Third: "Couldn't you have just used an off-the-shelf tool properly, with more discipline?" Maybe. Some teams do, and if your setup genuinely isn't leaking — if nobody's sending you "where are we on this?" — then you don't have the problem this post is about, and you shouldn't fix what isn't broken. We tried that route with real effort and kept hitting the same wall: the tools weren't shaped like video production, so the truth kept escaping back into chat. At our volume, the contortion cost more than the build did. At a smaller volume, it might not. I'm not going to pretend our answer is everyone's answer.

And fourth, the quiet one: "Is this just a studio congratulating itself?" I hope not. The missed revision that opens this essay is real, and it was ours. The client who left was ours. withmediaOS is not a trophy. It's scar tissue, organised.

Practising what we preach

There's one more reason this matters to me, beyond the operations.

We tell every founder and coach we work with the same thing: consistency beats intensity. A few exceptional pieces a month, shipped reliably, compound in a way that a burst of thirty random uploads never will. Show up every week, at a standard, for years — that's the whole game. I've said versions of that sentence in more calls than I can count.

But you can't run that discipline on vibes. Consistency is easy to preach and brutal to practise, because practising it means being consistent on the boring weeks. The week two editors are sick. The week three clients all move their deadlines. The week I'm travelling and my memory — the original operating system — is on a plane. Intensity survives on adrenaline; consistency survives on infrastructure.

So withmediaOS is, in a very real sense, us eating our own cooking. It's the machinery that lets a studio built on "consistency beats intensity" actually be consistent, rather than just intense in a sustained panic. If we're going to stand across the table from a creator and tell them to build systems around their content, we'd better be running on one ourselves.

The quiet engine

I'll end where I started, with that Tuesday message. "Did the note about the intro ever make it into the new cut?"

The Tuesday message
Hey, small thing — did the note about the intro ever make it into the new cut?
It hadn't.
one note, one thread, one distracted afternoon.

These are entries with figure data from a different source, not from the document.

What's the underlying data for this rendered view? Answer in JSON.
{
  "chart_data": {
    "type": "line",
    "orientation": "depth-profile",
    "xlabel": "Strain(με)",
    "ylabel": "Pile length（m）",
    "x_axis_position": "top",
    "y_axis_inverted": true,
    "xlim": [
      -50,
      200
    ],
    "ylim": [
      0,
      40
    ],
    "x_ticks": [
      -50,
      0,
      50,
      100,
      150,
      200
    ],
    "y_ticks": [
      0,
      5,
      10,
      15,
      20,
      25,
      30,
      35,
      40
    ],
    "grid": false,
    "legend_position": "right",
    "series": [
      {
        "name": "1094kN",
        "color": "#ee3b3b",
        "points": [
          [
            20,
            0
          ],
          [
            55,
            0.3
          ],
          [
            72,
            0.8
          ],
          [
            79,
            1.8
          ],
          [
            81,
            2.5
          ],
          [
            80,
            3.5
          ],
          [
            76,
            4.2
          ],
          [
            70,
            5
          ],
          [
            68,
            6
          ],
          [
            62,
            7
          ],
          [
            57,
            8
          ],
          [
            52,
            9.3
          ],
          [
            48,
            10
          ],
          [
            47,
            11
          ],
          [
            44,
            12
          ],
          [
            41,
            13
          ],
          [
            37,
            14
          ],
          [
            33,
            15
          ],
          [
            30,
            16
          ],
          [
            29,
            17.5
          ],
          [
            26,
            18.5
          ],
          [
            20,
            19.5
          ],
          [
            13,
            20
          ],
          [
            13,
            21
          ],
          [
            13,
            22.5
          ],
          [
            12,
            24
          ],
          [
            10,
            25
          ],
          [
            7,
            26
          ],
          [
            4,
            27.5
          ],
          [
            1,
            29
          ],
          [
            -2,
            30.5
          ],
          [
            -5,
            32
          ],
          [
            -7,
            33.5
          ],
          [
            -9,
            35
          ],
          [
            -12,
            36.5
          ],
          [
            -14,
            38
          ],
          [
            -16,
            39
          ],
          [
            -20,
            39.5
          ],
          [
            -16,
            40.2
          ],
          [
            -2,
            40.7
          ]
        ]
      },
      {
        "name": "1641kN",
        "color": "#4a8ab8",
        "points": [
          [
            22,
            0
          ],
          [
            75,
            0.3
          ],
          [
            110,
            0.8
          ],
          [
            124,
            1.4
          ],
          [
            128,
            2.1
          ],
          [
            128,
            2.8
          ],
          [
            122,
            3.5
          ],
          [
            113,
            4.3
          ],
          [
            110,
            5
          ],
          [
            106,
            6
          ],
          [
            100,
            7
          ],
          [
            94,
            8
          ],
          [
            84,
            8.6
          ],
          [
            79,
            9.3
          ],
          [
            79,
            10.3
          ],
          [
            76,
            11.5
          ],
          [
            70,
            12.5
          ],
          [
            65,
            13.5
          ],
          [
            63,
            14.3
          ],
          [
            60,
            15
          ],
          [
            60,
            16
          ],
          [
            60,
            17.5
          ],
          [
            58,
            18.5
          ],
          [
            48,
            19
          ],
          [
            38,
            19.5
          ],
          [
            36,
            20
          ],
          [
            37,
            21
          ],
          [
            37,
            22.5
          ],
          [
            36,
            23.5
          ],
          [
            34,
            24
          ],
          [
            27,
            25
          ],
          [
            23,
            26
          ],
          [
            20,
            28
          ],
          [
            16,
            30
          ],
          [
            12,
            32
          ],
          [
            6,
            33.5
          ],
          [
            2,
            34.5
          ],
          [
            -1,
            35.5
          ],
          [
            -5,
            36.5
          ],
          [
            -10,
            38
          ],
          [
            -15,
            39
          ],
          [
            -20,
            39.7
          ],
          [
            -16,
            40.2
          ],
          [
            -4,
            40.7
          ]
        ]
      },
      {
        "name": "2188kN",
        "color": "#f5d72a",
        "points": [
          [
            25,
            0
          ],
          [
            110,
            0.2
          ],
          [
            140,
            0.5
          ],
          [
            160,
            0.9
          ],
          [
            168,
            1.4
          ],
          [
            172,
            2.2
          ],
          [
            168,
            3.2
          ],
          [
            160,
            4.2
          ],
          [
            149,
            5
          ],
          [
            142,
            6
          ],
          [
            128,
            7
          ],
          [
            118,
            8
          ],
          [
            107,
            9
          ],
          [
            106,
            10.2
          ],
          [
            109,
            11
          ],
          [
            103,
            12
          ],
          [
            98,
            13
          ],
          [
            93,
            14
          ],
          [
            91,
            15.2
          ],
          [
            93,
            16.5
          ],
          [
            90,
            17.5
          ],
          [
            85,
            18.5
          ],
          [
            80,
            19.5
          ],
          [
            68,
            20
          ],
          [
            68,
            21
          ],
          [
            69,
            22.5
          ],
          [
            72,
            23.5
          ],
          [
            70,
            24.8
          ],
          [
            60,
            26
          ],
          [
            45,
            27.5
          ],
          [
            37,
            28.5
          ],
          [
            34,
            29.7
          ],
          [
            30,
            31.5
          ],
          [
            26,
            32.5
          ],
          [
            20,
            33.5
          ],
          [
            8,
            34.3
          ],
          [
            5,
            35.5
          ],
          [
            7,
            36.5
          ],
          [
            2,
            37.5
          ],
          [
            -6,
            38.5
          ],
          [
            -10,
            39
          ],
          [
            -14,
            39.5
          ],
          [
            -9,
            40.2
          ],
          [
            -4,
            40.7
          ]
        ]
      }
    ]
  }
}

What still gets me about that moment is how small it was. One note, one thread, one distracted afternoon. No villain anywhere. And yet that's exactly how trust erodes in this business — not through disasters, but through small promises quietly dropped by systems nobody designed.

The videos will always be the part people see, and I'm glad. I got into this because of the ten percent — the cut, the light, the moment the music turns. That love hasn't gone anywhere. But I've stopped being romantic about the other ninety percent. The invisible part isn't beneath the craft. It's what the craft stands on.

withmediaOS is the part of With Media nobody was ever supposed to see. We're showing it to you anyway, partly because I'm proud of it, and partly because I think every creator and studio owner eventually meets their own Tuesday message — the moment the work was fine and the system wasn't. If you've had yours, withmediaos.com is where the rest of this story lives.

The feed shows the art. This is the engine underneath it, finally with a name.